В 1976 году, когда Бёртону исполнилось восемнадцать, он выиграл стипендию для обучения в Калифорнийском институте искусств (Cal Arts; колледж в Валенсии, штат Калифорния, основанный Уолтом Диснеем), по программе, которую годом ранее студия Disney создала для подготовки будущих мультипликаторов.
В старшой школе у меня был учитель, поощрявший мои увлечения, и я получил стипендию в Калифорнийском институте искусств. Там мы работали на восьмимиллиметровой пленке: мы сняли фильм о мексиканском монстре и фильм о серфинге просто для развлечения.
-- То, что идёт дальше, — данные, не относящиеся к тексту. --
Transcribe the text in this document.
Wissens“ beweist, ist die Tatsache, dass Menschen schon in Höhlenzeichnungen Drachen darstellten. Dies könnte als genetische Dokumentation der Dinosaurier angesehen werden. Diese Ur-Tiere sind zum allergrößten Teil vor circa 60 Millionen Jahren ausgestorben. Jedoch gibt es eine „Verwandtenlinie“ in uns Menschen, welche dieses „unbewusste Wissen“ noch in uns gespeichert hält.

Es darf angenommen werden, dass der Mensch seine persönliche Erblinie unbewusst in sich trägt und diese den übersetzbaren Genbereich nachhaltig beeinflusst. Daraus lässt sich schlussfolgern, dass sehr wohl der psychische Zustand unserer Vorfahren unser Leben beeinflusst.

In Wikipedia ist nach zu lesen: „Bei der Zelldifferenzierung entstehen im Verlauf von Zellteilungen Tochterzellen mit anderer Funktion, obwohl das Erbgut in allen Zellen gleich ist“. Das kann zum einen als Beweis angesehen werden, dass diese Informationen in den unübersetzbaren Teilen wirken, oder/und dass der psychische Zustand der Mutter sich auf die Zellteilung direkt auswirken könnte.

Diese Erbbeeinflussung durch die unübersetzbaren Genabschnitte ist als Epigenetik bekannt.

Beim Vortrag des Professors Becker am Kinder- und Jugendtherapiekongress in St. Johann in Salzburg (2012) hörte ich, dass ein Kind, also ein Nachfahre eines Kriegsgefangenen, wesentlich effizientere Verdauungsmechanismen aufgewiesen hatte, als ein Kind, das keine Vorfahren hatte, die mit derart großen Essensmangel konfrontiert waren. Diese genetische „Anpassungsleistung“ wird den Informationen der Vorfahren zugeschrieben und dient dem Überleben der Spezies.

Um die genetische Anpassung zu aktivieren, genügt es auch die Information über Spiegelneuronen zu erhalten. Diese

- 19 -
Анимацию я рассматривал как способ заработать на жизнь. В Disney работали те же мультипликаторы, что приложили руку еще к «Белоснежке», и они очень неторопливо подходили к обучению новых людей. Я поступил на второй курс программы, финансируемой компанией; нас, нетерпеливых молодых новобранцев, пытались научить быть мультипликаторами. Это напоминало службу в армии; хотя сам я никогда не служил, программа корпоративного института искусств хорошенько окунула меня в схожую среду. Вас обучают люди из Disney, вам прививают философию Disney. Атмосфера была довольно забавной, я впервые оказался в обществе людей с такими же интересами, как мои. Все мы принадлежали к одному типу изгоев, над которыми насмехаются за то, что им нравятся фильмы наподобие «Звездного пути».